Por lo demás, nos limitamos a preguntar a los responsables de la presente ruina eclesial cómo piensan poder conciliar la negación de un estado general de necesidad para las almas con otras declaraciones suyas de signo opuesto, empezando por las de Pablo VI, quien denunció la “autodemolición” de la Iglesia y el “humo de Satanás en el templo de Dios”. ¿Acaso se puede demoler la Iglesia desde dentro sin que ningún alma perezca bajo las ruinas? ¿Se pueden abrir las ventanas del templo de Dios al “humo de Satanás” sin que ningún alma se asfixie? Tanto más cuanto que a dicho estado de grave necesidad general o pública (admitido varias veces, aunque negado sólo en el caso de mons. Lefebvre) no sólo no se le pone hoy remedio alguno, sino que se le agrava persistiendo en un ecumenismo cada vez más descabellado y arbitrario.
Hirpinus
(1) V. Sì Sì No No del 15 y 31 de enero de 1999 (ed. italiana): Le consacrazioni di sua ecc. za mons. Lefebvre doverose nonostante el “no” del Papa (estudio teológico) [Las consagraciones de Su Exc. mons. Lefebvre: obligadas a despecho del “no” del Papa] ; y del 15 de febrero al 15 de mayo de 1999: Una scomunica invalida - uno scisma inesistente (estudio canónico) [Una excomunión inválida, un cisma inexistente].
(2) V., entre otros muchos, a San Alfonso: Teologia moralis, 1. 3, tract. 3, nº 27 y 1. 6, tract. 4, nº 560; F. Suárez: De charitate, disput. 9, sect. II, nº 4; Billuart; De charitate, dissert. IV, art. 3; Sto. Tomás: S. Th., Suppl. q. 8 a. 6.
(3) F. Cappello, Sumrna Iuris Canonici, vol. I, pág. 258, nº 258, § 2.

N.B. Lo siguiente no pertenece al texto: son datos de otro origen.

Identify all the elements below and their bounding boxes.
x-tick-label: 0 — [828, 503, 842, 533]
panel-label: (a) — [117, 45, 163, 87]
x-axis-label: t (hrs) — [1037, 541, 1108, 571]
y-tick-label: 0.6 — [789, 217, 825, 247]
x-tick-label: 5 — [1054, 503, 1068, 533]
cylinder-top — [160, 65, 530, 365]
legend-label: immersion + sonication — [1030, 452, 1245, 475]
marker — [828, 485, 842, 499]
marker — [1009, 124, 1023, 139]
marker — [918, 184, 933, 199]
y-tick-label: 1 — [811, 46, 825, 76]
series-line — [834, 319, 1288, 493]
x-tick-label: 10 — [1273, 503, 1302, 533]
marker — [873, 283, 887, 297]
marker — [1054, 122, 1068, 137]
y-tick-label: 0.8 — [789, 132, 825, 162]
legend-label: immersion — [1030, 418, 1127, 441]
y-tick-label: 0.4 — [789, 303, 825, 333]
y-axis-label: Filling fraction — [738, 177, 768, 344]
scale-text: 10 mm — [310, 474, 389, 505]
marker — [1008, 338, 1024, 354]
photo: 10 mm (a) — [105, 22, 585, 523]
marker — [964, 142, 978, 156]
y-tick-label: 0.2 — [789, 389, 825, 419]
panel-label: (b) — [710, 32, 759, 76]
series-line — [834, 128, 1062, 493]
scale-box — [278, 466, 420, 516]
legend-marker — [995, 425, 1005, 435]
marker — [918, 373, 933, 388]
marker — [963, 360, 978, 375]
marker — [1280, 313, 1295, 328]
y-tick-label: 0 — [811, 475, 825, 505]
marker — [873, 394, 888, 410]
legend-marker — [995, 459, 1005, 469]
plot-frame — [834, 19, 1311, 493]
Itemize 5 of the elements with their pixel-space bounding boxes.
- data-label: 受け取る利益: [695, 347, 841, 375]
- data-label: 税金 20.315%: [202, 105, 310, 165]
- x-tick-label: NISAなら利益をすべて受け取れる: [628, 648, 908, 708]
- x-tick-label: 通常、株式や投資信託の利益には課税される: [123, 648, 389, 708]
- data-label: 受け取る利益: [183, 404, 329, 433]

(4) E. Genicot, S. J., Institutiones Theologiae moralis, vol. I, nº 85.
(5) F. Suárez, De charitate, disp. IX, sect. II, nº 3.
(6) Dom A. Grea, De l’Eglise et de sa divine constitution (La Iglesia y su constitución divina), vol. I, pág. 218.
(7) Sto. Tomás, Summa contra Gentiles, l. IV, c. 42.
(8) F. Suárez, De legibus, 1. VI, c. VII, nn. 11 y 12.
(9) San Alfonso, Th. Moralis, I. 6, tract, 4, nº 560.
(10) S. Th., I-II, q. 96, a. 6.
(11) F. Suárez, De legibus, 1. VI, c. VIII, nn. 1 y 2.
(12) R. Ameno, Iota Unum, Ricciardi editore, lª ed., pág. 597.